With November's matchups set and the general election campaign beginning in earnest Wednesday, an Associated Press-GfK poll found that more Americans say the country is headed in the wrong direction than did before the nomination contests got under way in February. Also, more now disapprove of the job Obama is doing. And more now want to see Republicans in control of Congress rather than the Democrats who now run the House and Senate...

"I'm going to do everything in my power to make sure that they're out of office," said independent voter Robbin Payton of Newport News, Va., reflecting just how toxic the environment is for the party in power.

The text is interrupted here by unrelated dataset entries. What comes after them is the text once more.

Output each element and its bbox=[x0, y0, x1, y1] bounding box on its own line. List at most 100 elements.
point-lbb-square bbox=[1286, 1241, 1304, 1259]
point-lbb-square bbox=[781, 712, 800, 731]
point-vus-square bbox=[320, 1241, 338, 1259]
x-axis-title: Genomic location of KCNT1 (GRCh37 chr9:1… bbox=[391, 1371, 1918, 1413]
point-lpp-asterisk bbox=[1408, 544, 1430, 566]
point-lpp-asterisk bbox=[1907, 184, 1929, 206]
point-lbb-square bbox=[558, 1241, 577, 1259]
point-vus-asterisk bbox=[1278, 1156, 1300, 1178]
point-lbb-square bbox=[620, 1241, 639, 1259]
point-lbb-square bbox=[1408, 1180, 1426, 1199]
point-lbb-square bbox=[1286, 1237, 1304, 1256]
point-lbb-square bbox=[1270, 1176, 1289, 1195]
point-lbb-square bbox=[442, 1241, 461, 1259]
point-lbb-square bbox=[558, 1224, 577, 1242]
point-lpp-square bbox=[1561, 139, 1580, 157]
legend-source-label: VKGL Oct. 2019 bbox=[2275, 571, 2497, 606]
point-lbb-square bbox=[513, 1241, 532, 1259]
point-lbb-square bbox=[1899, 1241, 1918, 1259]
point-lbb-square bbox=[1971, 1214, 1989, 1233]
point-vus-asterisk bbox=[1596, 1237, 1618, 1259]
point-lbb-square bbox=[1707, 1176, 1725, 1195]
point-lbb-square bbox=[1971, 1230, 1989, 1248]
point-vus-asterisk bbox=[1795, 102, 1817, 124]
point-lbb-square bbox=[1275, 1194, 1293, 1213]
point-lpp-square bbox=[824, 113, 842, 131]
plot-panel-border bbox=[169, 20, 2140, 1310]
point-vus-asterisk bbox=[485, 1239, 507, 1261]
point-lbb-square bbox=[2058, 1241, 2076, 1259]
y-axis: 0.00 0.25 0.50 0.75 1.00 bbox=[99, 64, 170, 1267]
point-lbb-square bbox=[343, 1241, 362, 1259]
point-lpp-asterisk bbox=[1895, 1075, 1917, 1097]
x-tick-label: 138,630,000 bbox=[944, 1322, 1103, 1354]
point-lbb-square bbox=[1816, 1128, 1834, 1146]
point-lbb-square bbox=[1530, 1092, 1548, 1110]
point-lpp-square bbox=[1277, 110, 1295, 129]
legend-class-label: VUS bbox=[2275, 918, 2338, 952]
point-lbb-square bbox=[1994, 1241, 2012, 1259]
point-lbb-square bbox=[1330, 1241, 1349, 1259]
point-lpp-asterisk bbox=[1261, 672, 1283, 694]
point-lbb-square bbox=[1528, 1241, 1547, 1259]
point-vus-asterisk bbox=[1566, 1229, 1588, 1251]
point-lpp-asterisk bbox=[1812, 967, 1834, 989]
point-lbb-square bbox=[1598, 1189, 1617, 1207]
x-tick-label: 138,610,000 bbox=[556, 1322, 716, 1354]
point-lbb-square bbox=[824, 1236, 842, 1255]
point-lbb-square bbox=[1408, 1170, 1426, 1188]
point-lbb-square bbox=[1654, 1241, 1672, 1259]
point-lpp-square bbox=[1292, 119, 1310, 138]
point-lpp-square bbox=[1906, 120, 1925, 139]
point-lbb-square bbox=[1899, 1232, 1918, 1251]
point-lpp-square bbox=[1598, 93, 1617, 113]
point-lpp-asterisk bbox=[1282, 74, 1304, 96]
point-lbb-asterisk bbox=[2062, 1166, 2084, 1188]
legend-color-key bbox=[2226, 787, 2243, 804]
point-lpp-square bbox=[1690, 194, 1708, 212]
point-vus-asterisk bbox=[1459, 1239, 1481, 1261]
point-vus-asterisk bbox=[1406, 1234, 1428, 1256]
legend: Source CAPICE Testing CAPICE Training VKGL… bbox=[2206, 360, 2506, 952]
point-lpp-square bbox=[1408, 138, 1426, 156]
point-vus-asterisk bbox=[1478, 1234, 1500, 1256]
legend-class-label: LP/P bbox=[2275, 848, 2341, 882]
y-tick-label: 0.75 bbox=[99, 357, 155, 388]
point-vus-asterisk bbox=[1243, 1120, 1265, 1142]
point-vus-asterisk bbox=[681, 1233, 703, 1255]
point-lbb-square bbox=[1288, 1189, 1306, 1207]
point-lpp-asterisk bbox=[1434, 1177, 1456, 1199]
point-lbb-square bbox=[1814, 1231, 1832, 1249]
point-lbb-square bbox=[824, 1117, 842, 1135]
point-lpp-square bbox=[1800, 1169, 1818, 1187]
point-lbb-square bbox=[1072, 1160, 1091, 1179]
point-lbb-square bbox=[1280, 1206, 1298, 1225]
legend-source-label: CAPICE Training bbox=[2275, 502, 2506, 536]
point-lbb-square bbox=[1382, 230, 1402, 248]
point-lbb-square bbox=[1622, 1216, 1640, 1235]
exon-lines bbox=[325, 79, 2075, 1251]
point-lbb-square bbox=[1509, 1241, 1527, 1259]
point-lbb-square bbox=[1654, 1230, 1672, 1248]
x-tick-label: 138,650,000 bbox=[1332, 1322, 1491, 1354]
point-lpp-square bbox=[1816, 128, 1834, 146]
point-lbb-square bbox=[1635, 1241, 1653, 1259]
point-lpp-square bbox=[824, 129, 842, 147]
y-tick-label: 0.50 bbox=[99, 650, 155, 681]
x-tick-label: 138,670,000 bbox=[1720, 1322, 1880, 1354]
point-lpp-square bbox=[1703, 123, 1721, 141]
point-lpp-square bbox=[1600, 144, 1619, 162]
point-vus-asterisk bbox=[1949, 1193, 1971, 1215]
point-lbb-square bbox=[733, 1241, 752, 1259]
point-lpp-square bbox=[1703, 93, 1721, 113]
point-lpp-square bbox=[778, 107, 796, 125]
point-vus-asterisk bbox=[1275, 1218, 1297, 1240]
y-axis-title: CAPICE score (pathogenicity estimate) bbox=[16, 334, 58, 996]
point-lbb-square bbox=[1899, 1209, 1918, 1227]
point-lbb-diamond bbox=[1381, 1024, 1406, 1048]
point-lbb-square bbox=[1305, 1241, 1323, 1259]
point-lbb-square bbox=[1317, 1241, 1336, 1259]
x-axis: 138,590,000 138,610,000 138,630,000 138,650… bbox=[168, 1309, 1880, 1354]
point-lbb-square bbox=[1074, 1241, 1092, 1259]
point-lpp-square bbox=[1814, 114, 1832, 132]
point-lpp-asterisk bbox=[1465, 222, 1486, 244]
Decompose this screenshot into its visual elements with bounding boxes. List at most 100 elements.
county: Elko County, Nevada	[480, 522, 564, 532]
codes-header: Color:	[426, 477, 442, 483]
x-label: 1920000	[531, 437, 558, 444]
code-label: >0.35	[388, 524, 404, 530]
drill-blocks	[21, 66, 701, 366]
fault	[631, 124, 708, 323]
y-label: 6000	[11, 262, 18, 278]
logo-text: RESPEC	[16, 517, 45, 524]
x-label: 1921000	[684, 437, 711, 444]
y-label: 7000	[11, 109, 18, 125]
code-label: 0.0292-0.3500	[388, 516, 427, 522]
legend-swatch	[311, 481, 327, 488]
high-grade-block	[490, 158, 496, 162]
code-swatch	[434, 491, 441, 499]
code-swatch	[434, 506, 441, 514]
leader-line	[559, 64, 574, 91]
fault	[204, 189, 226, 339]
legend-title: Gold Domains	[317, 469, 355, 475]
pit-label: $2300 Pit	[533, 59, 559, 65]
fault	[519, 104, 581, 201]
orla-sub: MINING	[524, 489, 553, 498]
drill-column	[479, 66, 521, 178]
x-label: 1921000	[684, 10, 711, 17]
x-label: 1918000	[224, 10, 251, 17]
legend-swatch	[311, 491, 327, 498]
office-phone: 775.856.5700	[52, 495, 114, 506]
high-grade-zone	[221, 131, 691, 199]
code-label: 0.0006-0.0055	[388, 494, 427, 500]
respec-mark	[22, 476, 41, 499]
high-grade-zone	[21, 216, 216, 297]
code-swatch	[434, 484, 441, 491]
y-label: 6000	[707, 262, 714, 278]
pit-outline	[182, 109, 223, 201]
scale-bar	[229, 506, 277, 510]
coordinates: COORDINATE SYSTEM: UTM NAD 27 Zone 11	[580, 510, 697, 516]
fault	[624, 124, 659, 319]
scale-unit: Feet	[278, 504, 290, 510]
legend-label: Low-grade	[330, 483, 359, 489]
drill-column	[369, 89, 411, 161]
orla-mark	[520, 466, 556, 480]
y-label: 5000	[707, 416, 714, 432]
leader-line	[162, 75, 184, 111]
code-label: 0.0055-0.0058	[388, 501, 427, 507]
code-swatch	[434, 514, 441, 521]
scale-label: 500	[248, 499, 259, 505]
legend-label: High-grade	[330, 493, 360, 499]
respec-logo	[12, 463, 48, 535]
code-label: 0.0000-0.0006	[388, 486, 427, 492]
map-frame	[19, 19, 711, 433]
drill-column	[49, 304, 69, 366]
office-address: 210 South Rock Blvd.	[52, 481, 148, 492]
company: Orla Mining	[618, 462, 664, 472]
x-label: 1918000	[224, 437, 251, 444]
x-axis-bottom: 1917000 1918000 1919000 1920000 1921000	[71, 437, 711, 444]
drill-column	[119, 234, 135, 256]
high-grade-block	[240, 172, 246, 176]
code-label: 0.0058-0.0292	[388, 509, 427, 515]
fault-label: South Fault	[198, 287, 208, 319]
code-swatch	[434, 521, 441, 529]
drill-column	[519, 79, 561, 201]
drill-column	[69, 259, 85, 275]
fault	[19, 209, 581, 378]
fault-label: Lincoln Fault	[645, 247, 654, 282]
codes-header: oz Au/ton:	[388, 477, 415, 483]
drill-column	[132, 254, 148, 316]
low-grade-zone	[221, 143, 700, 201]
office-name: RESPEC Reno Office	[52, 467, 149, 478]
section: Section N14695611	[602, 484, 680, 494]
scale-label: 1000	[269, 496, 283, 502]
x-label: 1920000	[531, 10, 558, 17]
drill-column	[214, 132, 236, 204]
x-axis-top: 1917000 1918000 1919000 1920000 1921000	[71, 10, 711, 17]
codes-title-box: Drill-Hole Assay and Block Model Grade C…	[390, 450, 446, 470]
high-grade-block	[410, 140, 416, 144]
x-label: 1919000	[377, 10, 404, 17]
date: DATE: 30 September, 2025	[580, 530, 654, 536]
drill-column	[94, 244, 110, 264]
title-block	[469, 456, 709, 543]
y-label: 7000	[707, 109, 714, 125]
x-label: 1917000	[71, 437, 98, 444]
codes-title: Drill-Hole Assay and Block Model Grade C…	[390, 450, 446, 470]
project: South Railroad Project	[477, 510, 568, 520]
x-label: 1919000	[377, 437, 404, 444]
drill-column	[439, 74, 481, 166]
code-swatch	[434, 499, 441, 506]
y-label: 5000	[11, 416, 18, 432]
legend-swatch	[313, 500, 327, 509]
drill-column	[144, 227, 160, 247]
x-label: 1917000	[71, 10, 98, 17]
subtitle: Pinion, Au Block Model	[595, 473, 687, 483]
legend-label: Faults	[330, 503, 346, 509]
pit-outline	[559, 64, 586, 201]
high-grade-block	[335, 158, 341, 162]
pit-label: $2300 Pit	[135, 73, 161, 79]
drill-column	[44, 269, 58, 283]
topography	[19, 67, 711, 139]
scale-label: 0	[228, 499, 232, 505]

This is why we get such perverse pleasure out of watching the floundering and flopping of Gibbs and Pelosi and Reid and Obama: they're playing the comic role of Basil Fawlty, insisting against all objective evidence that everything is fine and that any problems that might exist are definitely someone else's fault. What made Basil such an enduring character was his obvious knowledge that everything was on the verge of total collapse and only his desperate machinations could keep his entire life from falling down around his ears -- and that's what makes today's Democrat leaders and Obama Administration officials just as funny as he was.

3 comments:

OldSouth said...

Just followed the link posted at Hannan's latest musings. Brilliant analogy, just brilliant!

It's been great fun watching ObamaBob attempt to explain away reality, in the manner of Baghdad Bob, who was proclaiming Iraqi victory even as the US Marines were parking their tanks outside the hotel where he was staging his press conference.

Good work, and keep it up.

Anonymous said...

Genius analogy.

Anonymous said...

Excellent! I fond you via your comment on the Daniel Hannan article at the Telegraph.